Будучи, в отличие от Ленина и тем более Сталина, настоящим ученым, Маркс допустил, однако, по меньшей мере две фундаментальные ошибки. Первая — его постулат о неизбежности абсолютного обнищания пролетариата, обосновывавший неизбежность пришестви мировой антибуржуазной революции. Вторая — наивная вера в то, что человеческая природа способна целиком измениться под влиянием благоприятных условий (спору нет, бытие определяет сознание, но лишь в рамках заложенной биологической программы).
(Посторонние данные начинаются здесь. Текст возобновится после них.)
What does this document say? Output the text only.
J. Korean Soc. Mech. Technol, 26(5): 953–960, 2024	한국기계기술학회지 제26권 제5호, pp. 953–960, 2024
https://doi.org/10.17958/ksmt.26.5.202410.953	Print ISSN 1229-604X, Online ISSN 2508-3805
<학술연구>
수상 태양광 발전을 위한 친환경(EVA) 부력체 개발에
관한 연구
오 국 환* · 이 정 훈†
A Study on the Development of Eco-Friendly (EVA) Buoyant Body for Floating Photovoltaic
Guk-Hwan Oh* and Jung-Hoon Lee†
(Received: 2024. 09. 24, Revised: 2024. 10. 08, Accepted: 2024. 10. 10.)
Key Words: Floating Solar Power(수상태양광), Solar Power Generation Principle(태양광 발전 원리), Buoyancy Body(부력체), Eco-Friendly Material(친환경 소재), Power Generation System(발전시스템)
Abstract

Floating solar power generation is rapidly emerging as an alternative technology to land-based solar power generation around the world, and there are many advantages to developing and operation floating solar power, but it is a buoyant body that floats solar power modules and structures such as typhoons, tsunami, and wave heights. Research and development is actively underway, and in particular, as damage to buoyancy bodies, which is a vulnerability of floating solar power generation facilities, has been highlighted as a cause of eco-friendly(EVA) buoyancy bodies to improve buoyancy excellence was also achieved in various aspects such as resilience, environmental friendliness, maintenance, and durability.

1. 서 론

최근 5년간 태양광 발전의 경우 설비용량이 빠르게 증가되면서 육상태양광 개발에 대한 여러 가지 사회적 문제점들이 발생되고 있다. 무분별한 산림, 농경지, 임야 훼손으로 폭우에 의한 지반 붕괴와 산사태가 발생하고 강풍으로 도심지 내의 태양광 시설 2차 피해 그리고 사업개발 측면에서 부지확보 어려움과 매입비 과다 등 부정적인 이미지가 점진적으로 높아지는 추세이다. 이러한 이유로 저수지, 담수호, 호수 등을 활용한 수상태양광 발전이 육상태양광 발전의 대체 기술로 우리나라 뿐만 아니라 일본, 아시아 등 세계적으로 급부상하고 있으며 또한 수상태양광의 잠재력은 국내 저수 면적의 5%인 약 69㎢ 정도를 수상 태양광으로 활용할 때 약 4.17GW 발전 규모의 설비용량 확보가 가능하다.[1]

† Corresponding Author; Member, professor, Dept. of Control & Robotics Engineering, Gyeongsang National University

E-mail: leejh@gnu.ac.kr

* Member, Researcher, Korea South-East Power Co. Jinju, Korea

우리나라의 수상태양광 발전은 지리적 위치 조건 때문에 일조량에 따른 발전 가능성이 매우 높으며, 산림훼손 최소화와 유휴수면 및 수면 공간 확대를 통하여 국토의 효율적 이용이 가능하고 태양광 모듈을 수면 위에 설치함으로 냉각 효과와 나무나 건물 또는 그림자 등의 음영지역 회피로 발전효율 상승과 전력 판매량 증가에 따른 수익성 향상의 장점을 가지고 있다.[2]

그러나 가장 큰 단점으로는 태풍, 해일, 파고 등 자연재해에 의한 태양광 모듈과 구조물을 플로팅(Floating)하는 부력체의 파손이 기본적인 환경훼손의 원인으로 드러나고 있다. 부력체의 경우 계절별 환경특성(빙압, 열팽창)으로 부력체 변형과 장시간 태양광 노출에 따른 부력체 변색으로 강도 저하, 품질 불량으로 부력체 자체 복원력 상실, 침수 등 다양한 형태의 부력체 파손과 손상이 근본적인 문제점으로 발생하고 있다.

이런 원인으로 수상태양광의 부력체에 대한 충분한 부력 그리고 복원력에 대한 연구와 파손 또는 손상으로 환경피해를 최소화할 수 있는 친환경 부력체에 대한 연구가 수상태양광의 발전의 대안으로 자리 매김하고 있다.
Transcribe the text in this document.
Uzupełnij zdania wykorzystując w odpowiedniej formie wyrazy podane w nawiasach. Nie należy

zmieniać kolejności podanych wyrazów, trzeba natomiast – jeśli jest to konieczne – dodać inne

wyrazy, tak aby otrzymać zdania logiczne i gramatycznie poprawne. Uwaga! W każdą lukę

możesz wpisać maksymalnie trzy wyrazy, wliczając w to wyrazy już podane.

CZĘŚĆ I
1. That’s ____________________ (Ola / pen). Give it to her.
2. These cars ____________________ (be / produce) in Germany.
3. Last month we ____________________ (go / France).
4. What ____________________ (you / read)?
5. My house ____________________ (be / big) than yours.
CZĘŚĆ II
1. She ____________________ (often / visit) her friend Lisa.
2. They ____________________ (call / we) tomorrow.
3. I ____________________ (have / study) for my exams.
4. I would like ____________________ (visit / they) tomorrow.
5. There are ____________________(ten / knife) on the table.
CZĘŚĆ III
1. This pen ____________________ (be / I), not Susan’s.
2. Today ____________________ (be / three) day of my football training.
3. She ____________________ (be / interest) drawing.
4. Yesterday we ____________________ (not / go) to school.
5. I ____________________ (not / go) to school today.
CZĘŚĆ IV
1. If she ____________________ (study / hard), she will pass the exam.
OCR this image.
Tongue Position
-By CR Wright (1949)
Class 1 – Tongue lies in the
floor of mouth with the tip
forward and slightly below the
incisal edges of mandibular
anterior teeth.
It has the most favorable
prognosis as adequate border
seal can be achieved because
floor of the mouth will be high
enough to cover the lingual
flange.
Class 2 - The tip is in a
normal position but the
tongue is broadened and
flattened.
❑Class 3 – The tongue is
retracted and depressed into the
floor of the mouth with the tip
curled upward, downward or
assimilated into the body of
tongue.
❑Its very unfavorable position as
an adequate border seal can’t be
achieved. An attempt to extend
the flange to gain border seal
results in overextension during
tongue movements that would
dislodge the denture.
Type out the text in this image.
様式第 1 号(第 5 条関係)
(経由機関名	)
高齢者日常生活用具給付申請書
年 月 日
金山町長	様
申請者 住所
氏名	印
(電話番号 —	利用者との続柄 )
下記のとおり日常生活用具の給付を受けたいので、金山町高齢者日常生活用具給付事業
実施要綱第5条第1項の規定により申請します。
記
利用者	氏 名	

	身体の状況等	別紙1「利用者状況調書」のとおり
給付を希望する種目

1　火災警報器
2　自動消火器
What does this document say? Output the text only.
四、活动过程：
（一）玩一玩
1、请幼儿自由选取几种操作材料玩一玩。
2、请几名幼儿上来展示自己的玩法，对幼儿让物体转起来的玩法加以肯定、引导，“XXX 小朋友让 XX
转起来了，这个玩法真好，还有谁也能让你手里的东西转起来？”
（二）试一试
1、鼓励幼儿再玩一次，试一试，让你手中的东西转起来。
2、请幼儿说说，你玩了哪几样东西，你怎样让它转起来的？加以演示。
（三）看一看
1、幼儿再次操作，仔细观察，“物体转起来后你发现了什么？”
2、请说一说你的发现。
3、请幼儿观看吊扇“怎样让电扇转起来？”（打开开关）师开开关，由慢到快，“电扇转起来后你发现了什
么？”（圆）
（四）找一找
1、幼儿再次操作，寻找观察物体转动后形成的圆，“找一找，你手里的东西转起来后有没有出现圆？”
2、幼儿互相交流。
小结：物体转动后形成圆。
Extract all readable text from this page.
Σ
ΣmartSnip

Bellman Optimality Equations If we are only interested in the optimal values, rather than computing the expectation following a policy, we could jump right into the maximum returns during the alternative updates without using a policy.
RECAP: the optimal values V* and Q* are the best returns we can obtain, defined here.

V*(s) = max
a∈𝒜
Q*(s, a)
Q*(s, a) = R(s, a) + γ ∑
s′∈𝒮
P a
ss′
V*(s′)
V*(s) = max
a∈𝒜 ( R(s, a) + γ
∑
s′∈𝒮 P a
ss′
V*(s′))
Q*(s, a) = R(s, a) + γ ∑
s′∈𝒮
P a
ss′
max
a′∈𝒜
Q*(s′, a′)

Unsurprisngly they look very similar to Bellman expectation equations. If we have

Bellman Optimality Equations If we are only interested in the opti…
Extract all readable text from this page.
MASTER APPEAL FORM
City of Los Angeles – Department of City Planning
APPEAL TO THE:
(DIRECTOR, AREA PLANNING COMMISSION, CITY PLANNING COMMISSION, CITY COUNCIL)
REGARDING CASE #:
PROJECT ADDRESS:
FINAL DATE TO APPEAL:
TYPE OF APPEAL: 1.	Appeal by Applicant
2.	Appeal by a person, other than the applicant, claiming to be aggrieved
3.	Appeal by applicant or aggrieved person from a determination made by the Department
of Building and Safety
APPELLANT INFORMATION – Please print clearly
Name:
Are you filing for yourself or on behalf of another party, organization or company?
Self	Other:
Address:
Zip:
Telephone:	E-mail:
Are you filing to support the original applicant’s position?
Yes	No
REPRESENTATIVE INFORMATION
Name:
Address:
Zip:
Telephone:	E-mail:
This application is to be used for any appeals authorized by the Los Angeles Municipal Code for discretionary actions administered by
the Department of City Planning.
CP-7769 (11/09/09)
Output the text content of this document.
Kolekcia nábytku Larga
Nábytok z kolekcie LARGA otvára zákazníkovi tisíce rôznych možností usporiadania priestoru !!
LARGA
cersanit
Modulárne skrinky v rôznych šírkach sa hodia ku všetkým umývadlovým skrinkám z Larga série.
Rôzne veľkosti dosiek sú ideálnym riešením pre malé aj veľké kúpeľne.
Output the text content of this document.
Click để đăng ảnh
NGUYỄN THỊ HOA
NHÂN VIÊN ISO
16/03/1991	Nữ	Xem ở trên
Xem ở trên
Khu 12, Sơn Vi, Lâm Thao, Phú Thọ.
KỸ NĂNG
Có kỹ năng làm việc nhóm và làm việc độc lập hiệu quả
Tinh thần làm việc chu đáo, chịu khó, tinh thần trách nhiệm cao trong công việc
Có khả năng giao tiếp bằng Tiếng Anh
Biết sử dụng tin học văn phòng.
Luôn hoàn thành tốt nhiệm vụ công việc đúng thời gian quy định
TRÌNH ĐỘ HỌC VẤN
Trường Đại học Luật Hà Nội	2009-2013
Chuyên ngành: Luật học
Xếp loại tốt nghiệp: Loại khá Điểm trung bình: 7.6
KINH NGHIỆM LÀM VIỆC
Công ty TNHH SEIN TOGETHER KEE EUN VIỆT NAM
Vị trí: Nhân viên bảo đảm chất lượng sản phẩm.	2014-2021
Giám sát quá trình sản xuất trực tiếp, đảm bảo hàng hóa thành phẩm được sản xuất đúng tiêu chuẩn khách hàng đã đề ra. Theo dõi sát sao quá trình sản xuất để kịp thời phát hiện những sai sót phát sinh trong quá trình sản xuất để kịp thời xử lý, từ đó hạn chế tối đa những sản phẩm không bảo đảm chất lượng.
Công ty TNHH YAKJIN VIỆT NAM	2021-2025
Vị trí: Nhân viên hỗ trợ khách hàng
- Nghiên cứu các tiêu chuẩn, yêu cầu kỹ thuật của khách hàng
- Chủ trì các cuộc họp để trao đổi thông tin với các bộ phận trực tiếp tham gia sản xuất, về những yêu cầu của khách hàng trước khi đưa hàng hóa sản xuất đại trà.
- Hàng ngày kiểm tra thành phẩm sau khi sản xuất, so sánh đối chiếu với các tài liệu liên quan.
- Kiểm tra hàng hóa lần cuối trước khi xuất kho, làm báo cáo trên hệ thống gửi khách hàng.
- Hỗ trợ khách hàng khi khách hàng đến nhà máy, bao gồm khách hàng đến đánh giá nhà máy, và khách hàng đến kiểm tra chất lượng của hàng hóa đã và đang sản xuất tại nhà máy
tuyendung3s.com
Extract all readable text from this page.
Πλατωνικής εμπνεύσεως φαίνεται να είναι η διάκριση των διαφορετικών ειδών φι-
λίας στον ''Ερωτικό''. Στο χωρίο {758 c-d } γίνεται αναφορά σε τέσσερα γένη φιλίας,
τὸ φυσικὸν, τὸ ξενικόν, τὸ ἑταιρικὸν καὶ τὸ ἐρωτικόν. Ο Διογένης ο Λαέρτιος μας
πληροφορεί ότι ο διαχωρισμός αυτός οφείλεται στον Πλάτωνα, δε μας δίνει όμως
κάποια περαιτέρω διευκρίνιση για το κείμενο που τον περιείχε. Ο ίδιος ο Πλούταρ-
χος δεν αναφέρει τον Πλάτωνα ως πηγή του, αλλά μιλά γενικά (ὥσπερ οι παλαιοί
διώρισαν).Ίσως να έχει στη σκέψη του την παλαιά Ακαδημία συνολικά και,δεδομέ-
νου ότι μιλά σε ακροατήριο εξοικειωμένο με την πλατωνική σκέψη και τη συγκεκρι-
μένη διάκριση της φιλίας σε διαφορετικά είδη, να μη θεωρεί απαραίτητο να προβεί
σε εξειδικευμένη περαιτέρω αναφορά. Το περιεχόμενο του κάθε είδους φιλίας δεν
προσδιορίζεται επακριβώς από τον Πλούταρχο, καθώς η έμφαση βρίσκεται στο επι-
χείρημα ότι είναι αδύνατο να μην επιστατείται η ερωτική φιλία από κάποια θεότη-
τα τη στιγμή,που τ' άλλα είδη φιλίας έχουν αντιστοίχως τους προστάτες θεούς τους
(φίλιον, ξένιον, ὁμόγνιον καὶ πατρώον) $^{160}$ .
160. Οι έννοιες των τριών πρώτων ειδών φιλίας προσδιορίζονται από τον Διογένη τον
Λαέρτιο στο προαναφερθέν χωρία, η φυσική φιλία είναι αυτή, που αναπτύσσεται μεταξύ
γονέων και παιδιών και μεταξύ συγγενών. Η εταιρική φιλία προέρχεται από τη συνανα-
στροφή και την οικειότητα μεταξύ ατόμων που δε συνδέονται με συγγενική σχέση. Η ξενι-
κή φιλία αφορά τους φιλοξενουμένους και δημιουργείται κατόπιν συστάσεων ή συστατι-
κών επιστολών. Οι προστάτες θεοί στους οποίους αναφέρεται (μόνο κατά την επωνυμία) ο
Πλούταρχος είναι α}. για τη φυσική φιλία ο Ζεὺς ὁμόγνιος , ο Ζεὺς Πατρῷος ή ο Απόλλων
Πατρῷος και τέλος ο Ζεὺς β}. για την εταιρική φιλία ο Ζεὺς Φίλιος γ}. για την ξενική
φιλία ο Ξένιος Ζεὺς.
Как мы знаем, пролетариат не только не обнищал (хотя, надо признать, к этому одно время вроде бы шло), но и настолько «обуржуазился», что мысль о какой бы то ни было им инспирированной революции сегодня уже не может вызвать ничего, кроме кривой ухмылки. Что же до второй Марксовой ошибки, то «советский эксперимент» потому и провалился, что человеческая природа решительно стала в оппозицию к коммунистической доктрине. Общество, в котором все трудятся по возможности, но все получают по потребности, хот бы потому немыслимо построить, что люди, никем и ничем, кроме собственных совершенств, к тому не побуждаемые, немедленно перестанут трудиться. Они и перестали, хот не только в сталинской, но и в хрущевско-брежневской державе до пресловутого коммунизма было дальше, чем до звезд…
Естествоиспытателю дана возможность ставить опыты над природой, историк применительно к обществу возможности такой, увы, лишен. Случается, однако, что социальная действительность сама как бы организует эксперимент, да еще столь безукоризненно точный, что и избалованным кибернетикам впору превратиться в завистников. Капризы послевоенной судьбы породили на Западе две Германии, а на Дальнем Востоке — две Кореи. Произошло это в разных концах света, на почве чуть ли не противоположных духовных культур и будто с той единственной целью, чтобы подчеркнуть, что не география, не религия, не раса и не многотысячелетний опыт оказываются решающими, когда два противоположных политических строя принимаются между собою соперничать, а нечто а р х е т и п и ч е с к о е, лежащее много глубже борозд, проложенных видимой человеческой историей.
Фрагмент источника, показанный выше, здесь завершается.